Dr. Ahmed, you’re a co-founder of all new innovation units at Rohde & Schwarz – from the Inno Funnel to the Inno Lab. How are these different units connected?
You can think of the Inno Funnel as a primary funnel into which the product and business ideas of our employees can flow. If an idea is submitted in the funnel, the Inno Hub then provides intensive assistance in evaluating it and presenting it to the Inno Board. If the Inno Board wishes to take the idea forward, a business case is then developed for it to determine its potential and the necessary costs. For persuasive business cases, the Inno Lab then prepares a “proof of concept”. “Rapid prototypes” will be used in this process to test whether the idea is practicable – whether it will fly. If all these measures suggest that the idea is promising, the know-how gained will be provided to the relevant subdivisions for the purpose of enabling a new product development.
Did you feel it was a challenge to launch a new initiative at Rohde & Schwarz that pushes innovation even more strongly?
Yes and no. Rohde & Schwarz has had an infrastructure for dynamic innovative behavior for a long time. And there have always been great programs that dealt with the ideas and innovations of our employees. The great challenge is to establish a process that is embedded throughout the company. We therefore intend to use our Inno Funnel to drive our efforts to ensure that even more use is made of the existing infrastructure and expertise at Rohde & Schwarz.
How are you doing that?
By using the Inno Funnel as a means both to offer financing options and to provide the corresponding manpower.
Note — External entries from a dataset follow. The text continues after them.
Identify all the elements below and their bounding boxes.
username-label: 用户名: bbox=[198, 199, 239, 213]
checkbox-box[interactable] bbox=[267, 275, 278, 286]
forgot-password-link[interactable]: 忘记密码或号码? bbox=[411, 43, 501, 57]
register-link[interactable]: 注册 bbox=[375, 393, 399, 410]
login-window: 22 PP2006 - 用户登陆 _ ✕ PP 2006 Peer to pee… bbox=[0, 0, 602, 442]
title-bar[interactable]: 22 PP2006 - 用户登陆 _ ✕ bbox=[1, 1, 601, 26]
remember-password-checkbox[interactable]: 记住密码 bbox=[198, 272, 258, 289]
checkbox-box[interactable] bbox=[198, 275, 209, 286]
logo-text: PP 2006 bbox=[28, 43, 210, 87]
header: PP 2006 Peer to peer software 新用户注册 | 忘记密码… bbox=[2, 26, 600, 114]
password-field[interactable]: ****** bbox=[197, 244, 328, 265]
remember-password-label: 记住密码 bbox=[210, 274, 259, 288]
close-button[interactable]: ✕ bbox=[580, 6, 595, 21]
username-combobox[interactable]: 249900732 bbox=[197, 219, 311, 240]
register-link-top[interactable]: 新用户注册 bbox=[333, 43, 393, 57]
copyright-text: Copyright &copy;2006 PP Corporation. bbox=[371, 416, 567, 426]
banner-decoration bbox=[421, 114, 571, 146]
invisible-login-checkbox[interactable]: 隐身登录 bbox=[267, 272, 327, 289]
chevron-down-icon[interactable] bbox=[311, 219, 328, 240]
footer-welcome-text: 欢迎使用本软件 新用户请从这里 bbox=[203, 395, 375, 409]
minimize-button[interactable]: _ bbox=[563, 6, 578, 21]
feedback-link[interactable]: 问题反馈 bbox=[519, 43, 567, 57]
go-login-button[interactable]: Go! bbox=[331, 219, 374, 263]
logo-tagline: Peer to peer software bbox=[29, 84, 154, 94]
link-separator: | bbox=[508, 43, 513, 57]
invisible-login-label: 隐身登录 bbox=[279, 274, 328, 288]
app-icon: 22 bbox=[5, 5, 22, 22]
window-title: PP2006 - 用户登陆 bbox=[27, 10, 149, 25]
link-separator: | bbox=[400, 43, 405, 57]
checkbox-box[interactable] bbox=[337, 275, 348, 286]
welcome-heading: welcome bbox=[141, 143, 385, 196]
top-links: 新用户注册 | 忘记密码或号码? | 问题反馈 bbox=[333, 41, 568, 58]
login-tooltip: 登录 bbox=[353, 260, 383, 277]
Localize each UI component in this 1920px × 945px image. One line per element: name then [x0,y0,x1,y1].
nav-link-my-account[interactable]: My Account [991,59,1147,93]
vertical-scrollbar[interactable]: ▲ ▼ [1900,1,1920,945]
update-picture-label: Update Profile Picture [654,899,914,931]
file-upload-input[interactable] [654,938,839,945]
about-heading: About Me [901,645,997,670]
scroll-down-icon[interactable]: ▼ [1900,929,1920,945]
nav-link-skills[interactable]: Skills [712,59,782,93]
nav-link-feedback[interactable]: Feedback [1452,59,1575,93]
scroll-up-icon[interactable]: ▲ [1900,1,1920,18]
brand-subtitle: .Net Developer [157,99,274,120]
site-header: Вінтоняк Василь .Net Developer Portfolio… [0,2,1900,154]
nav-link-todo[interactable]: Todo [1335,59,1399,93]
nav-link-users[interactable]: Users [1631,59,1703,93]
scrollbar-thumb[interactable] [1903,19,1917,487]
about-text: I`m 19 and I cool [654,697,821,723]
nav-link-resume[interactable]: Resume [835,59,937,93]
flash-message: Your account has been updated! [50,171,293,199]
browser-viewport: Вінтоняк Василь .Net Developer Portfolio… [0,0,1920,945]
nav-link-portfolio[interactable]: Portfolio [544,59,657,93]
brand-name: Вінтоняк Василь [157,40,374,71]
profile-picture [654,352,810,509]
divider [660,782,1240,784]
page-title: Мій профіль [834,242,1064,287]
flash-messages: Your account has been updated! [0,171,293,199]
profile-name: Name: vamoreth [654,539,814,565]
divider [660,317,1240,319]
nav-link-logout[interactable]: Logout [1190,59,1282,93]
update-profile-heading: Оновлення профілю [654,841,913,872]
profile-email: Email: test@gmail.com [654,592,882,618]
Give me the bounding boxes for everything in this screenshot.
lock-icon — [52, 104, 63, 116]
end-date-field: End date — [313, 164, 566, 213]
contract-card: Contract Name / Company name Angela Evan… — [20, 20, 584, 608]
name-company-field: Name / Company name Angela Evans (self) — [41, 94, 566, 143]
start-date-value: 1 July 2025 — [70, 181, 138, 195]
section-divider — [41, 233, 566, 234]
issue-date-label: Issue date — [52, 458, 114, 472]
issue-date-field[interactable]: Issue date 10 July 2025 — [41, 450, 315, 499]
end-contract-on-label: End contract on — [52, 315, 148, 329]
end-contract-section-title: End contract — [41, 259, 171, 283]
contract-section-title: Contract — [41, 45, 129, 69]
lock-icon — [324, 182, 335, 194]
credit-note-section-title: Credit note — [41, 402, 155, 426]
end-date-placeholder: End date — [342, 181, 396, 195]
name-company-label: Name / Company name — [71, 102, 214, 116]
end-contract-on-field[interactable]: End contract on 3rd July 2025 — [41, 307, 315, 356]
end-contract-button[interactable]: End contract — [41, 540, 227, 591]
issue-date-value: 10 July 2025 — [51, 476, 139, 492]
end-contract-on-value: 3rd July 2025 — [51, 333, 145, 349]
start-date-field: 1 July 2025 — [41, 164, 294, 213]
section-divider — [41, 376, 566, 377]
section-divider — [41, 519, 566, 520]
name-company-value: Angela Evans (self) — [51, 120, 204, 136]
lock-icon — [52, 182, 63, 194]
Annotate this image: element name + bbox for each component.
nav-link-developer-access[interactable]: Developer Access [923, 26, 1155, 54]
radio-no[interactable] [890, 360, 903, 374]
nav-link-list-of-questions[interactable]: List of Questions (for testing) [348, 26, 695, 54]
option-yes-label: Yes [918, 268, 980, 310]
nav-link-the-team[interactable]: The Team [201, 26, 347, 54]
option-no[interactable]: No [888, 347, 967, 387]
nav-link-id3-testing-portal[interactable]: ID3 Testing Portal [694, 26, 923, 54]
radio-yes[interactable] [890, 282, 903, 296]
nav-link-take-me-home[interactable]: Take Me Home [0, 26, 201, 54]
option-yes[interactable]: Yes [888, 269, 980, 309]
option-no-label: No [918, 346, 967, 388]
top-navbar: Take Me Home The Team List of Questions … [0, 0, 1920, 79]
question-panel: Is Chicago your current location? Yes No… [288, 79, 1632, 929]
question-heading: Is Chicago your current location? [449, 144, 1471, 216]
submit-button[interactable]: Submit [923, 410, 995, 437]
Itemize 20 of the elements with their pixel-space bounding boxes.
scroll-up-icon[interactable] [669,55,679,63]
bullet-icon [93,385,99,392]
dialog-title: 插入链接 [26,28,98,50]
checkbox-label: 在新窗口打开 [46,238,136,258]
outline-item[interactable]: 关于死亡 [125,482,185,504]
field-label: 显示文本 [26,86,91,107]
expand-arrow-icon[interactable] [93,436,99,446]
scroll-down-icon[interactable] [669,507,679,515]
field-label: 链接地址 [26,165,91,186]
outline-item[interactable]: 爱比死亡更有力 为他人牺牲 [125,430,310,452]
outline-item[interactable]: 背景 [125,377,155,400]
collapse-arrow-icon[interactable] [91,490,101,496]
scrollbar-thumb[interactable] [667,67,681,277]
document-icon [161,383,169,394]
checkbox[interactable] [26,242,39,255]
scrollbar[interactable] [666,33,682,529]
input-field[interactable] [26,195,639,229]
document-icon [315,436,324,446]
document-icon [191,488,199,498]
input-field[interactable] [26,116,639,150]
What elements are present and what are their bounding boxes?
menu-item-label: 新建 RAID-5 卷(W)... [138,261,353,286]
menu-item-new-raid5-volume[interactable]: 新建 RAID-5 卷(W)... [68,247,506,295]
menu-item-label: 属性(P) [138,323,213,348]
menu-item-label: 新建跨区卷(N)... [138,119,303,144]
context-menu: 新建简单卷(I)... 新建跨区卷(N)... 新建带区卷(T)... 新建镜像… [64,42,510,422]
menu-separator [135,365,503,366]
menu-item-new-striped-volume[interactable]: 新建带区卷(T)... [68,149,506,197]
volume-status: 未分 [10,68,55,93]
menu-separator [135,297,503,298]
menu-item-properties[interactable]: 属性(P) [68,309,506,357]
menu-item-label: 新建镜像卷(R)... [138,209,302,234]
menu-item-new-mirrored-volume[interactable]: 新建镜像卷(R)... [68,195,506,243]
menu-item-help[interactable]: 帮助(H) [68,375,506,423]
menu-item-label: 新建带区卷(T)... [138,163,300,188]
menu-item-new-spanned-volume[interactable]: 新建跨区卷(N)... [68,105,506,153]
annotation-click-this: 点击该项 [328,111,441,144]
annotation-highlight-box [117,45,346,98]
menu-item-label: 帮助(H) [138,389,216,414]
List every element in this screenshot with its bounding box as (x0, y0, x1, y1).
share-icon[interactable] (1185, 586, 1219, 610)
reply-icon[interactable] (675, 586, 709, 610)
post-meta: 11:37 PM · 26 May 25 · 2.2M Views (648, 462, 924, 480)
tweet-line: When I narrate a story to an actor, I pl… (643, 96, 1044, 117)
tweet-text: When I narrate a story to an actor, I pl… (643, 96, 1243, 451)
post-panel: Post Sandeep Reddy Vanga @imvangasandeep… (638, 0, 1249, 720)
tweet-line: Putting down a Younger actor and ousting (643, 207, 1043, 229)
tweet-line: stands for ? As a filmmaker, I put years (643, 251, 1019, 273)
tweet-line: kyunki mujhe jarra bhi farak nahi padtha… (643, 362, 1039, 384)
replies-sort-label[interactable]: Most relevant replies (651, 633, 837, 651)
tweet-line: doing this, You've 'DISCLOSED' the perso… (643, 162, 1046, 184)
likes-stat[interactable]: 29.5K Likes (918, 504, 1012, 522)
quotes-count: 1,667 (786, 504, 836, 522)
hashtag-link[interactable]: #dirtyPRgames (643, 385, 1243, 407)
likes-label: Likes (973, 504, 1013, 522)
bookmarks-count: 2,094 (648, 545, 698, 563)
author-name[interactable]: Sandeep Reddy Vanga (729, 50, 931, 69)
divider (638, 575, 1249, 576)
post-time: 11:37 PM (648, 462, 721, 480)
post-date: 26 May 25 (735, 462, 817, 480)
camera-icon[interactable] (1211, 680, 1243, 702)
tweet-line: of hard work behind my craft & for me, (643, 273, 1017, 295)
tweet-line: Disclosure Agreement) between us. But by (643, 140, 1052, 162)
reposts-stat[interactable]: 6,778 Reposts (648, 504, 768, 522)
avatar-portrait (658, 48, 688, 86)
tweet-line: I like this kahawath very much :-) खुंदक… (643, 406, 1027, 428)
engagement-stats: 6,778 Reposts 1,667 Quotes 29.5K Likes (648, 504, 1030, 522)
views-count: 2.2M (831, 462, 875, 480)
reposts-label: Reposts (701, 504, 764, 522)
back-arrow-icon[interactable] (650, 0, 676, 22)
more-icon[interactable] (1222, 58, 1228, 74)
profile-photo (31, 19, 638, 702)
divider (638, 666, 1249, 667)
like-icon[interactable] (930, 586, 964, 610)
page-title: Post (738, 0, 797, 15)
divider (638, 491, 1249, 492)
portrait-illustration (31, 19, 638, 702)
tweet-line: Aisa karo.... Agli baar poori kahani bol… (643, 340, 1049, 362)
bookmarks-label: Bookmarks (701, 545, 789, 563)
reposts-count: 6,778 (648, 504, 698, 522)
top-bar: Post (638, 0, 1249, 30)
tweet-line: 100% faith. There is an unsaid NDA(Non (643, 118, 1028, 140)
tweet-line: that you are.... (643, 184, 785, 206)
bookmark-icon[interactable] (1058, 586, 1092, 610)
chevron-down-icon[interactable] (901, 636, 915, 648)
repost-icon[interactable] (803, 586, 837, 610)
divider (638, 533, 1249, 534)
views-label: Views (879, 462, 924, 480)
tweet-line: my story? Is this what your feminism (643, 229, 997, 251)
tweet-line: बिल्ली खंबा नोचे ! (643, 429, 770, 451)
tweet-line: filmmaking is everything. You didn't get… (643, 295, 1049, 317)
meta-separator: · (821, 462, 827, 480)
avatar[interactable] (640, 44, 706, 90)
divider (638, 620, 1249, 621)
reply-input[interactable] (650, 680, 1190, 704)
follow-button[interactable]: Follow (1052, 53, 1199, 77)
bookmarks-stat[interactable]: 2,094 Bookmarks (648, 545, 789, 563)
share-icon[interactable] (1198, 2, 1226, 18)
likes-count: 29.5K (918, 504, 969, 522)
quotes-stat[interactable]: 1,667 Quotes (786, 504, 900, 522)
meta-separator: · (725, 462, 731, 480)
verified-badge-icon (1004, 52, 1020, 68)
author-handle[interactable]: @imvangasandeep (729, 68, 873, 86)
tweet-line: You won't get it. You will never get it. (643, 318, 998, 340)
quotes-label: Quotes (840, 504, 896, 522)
This enables us to test good ideas and, in the best case, to also actually implement them.
What does this manpower look like specifically?
Firstly, there are permanent employees in the Inno Funnel, and secondly, a separate project team is put together for each idea. The process involves selecting employees who would be suitable for a specific project. However, external partners such as universities or research institutes can also be involved. Basically there’s no set recipe – the specific support that is required varies depending on the case.
Does that mean that as a Rohde & Schwarz employee, you can also collaborate in innovation projects outside your own department?
Yes, our infrastructure allows this kind of flexibility, which at the same time offers one great advantage: Employees can gain experience in an extremely wide range of areas as a result, think outside the box, and return to their teams as a new person with a wealth of new knowledge. And incidentally, employees expand their networks, and that’s how we all make a living at the end of the day – by networking.
What motivates you in particular in your work as Director of the Inno Lab?
The culture of openness at Rohde & Schwarz: We are flexible, welcome new ideas and improvements, and want to learn new things. In addition, Rohde & Schwarz is absolutely state of the art – this is the place where fascinating technologies that we use to introduce unique products to the world are developed.